If you're using TCC as a JIT with literal 64-bit constants for addresses (printf %p with &a to make C for TCC to compile into a library which you dlopen), it's not going to be able to use RIP-relative addressing. Using a local var like uint64_t *anchor = 0x7ffff5e1b020; would give you a reference point for your global vars with a +- 2GiB range. (Or char* or uint32_t* and cast it after pointer math.) e.g. anchor[1] is b in your case if you defined it as uint64_t*.

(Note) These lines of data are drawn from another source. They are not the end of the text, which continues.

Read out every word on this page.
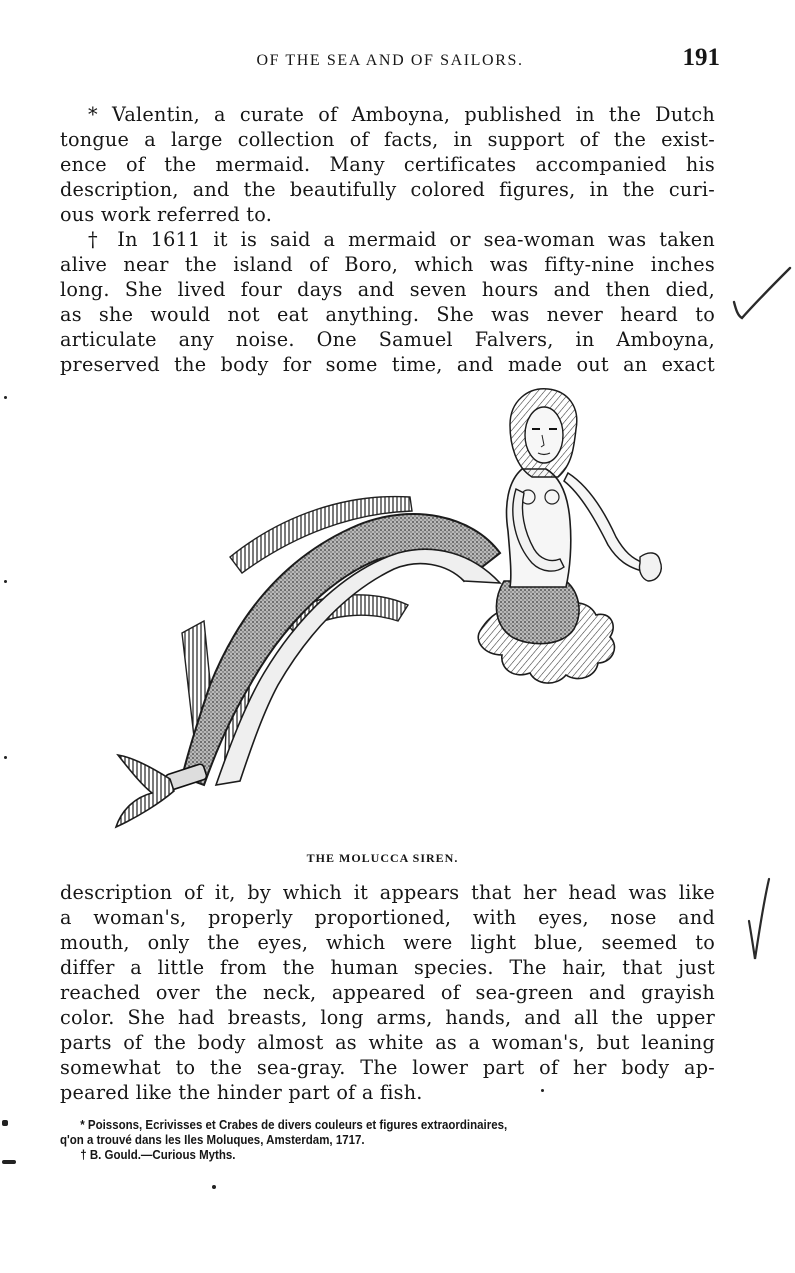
OF THE SEA AND OF SAILORS.	191

* Valentin, a curate of Amboyna, published in the Dutch

tongue a large collection of facts, in support of the exist-

ence of the mermaid. Many certificates accompanied his

description, and the beautifully colored figures, in the curi-

ous work referred to.

† In 1611 it is said a mermaid or sea-woman was taken

alive near the island of Boro, which was fifty-nine inches

long. She lived four days and seven hours and then died,

as she would not eat anything. She was never heard to

articulate any noise. One Samuel Falvers, in Amboyna,

preserved the body for some time, and made out an exact

THE MOLUCCA SIREN.

description of it, by which it appears that her head was like

a woman's, properly proportioned, with eyes, nose and

mouth, only the eyes, which were light blue, seemed to

differ a little from the human species. The hair, that just

reached over the neck, appeared of sea-green and grayish

color. She had breasts, long arms, hands, and all the upper

parts of the body almost as white as a woman's, but leaning

somewhat to the sea-gray. The lower part of her body ap-

peared like the hinder part of a fish.

* Poissons, Ecrivisses et Crabes de divers couleurs et figures extraordinaires,
q'on a trouvé dans les Iles Moluques, Amsterdam, 1717.
† B. Gould.—Curious Myths.
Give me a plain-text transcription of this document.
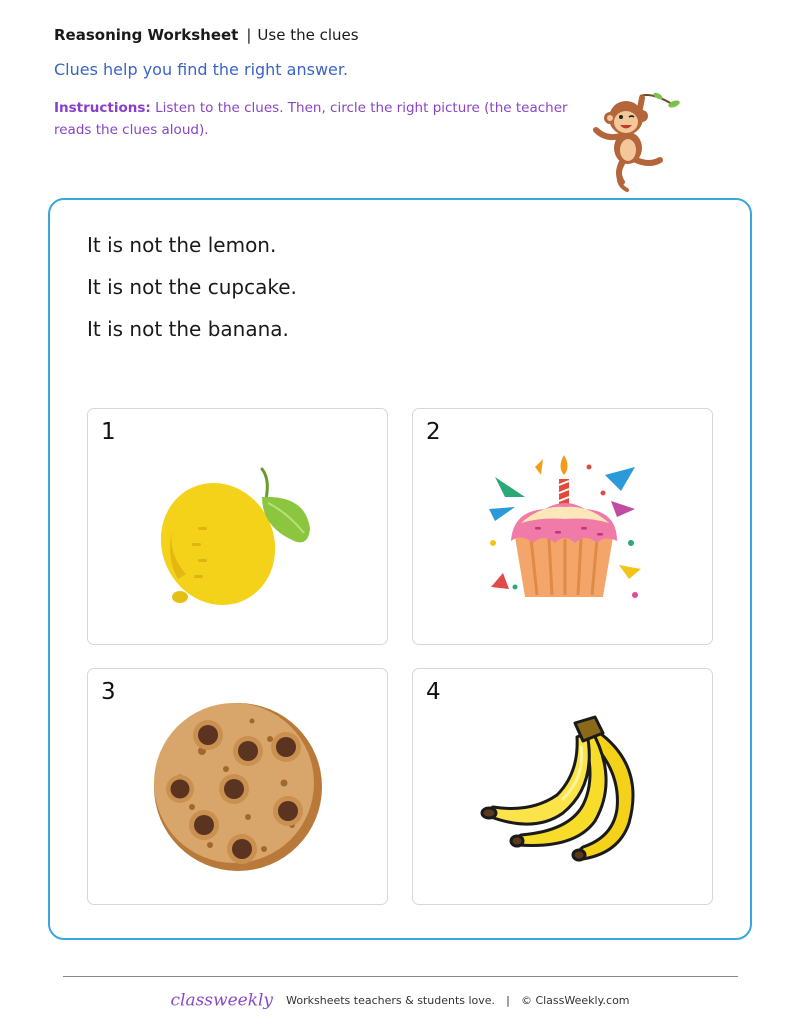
Reasoning Worksheet | Use the clues
Clues help you find the right answer.
Instructions: Listen to the clues. Then, circle the right picture (the teacher reads the clues aloud).
It is not the lemon.
It is not the cupcake.
It is not the banana.
1	2
3	4
classweekly Worksheets teachers & students love. | © ClassWeekly.com
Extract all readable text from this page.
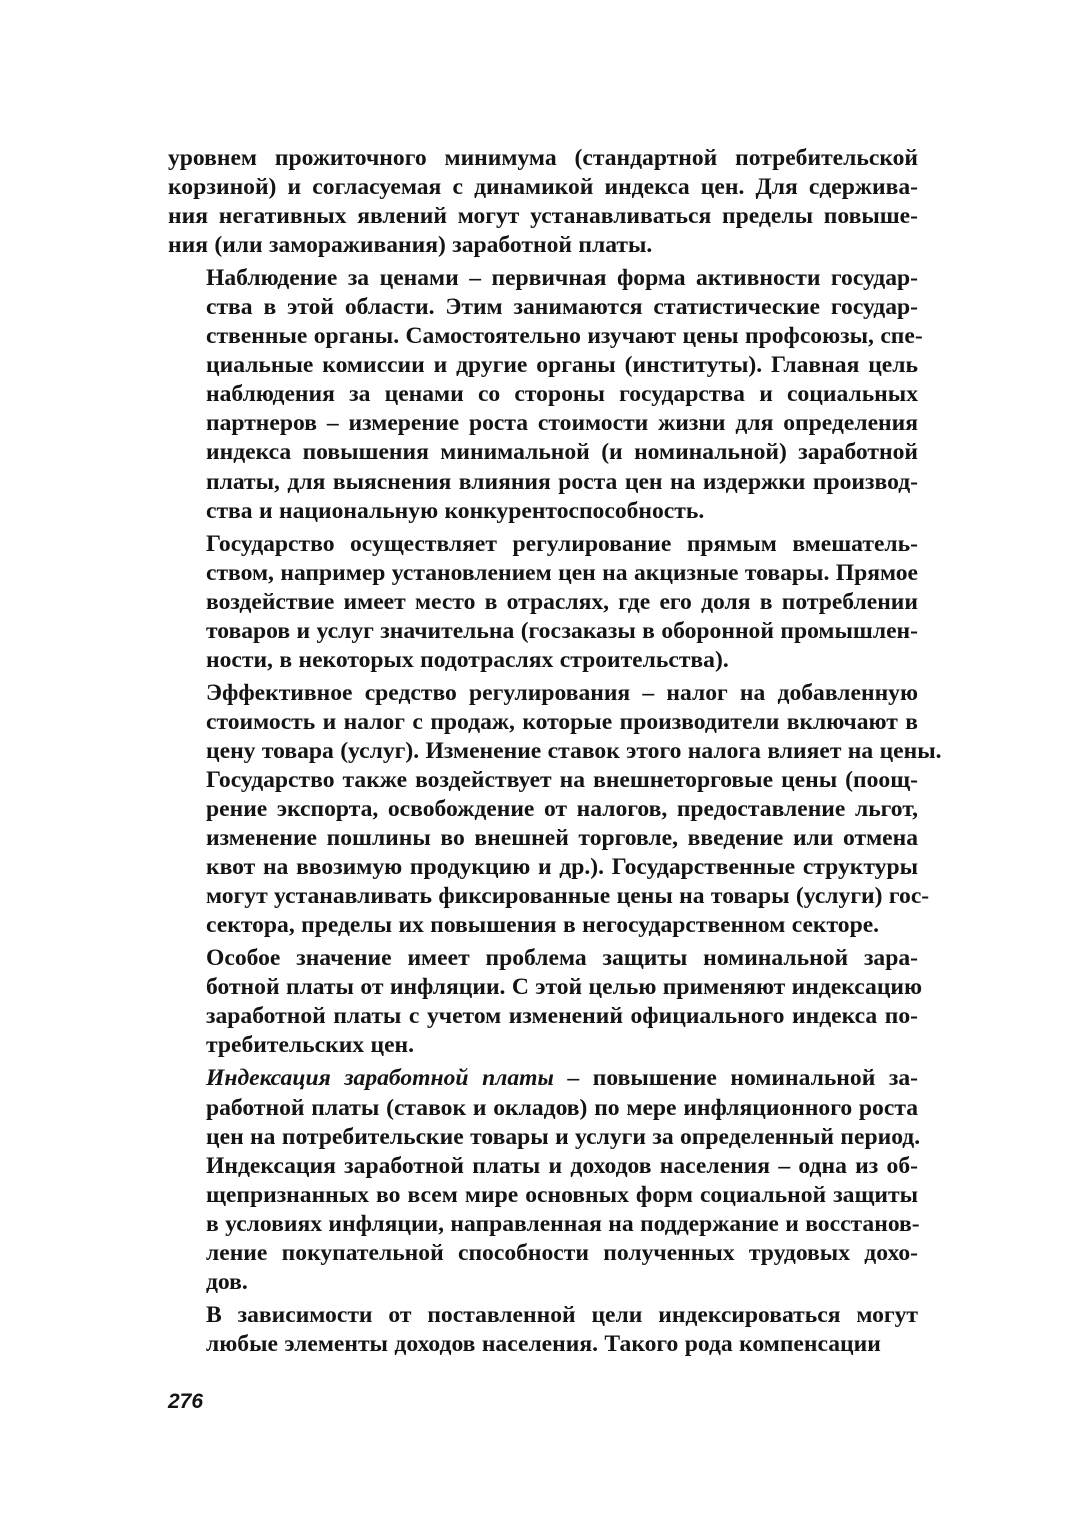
уровнем прожиточного минимума (стандартной потребительской
корзиной) и согласуемая с динамикой индекса цен. Для сдержива-
ния негативных явлений могут устанавливаться пределы повыше-
ния (или замораживания) заработной платы.
Наблюдение за ценами – первичная форма активности государ-
ства в этой области. Этим занимаются статистические государ-
ственные органы. Самостоятельно изучают цены профсоюзы, спе-
циальные комиссии и другие органы (институты). Главная цель
наблюдения за ценами со стороны государства и социальных
партнеров – измерение роста стоимости жизни для определения
индекса повышения минимальной (и номинальной) заработной
платы, для выяснения влияния роста цен на издержки производ-
ства и национальную конкурентоспособность.
Государство осуществляет регулирование прямым вмешатель-
ством, например установлением цен на акцизные товары. Прямое
воздействие имеет место в отраслях, где его доля в потреблении
товаров и услуг значительна (госзаказы в оборонной промышлен-
ности, в некоторых подотраслях строительства).
Эффективное средство регулирования – налог на добавленную
стоимость и налог с продаж, которые производители включают в
цену товара (услуг). Изменение ставок этого налога влияет на цены.
Государство также воздействует на внешнеторговые цены (поощ-
рение экспорта, освобождение от налогов, предоставление льгот,
изменение пошлины во внешней торговле, введение или отмена
квот на ввозимую продукцию и др.). Государственные структуры
могут устанавливать фиксированные цены на товары (услуги) гос-
сектора, пределы их повышения в негосударственном секторе.
Особое значение имеет проблема защиты номинальной зара-
ботной платы от инфляции. С этой целью применяют индексацию
заработной платы с учетом изменений официального индекса по-
требительских цен.
Индексация заработной платы – повышение номинальной за-
работной платы (ставок и окладов) по мере инфляционного роста
цен на потребительские товары и услуги за определенный период.
Индексация заработной платы и доходов населения – одна из об-
щепризнанных во всем мире основных форм социальной защиты
в условиях инфляции, направленная на поддержание и восстанов-
ление покупательной способности полученных трудовых дохо-
дов.
В зависимости от поставленной цели индексироваться могут
любые элементы доходов населения. Такого рода компенсации
276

TCC will probably have to load that from the stack at least once in every expression that uses it, but mov rax, [rbp+8] is only 4 bytes long and can run efficiently on existing CPUs. (2 loads per clock cycle, or 3 on Alder Lake, and Zen 3 and later for scalar-integer loads.) If the alternative was movabs r64, imm64, that probably better even though movabs-imm64 can run on any ALU port instead of a lot.
I'm hoping TCC will load that pointer local var into a register and then use addressing modes like [rcx] or [rcx+8] when the C source looks like anchor[0] or anchor[1], but if it wastes instructions on add then it might be worse.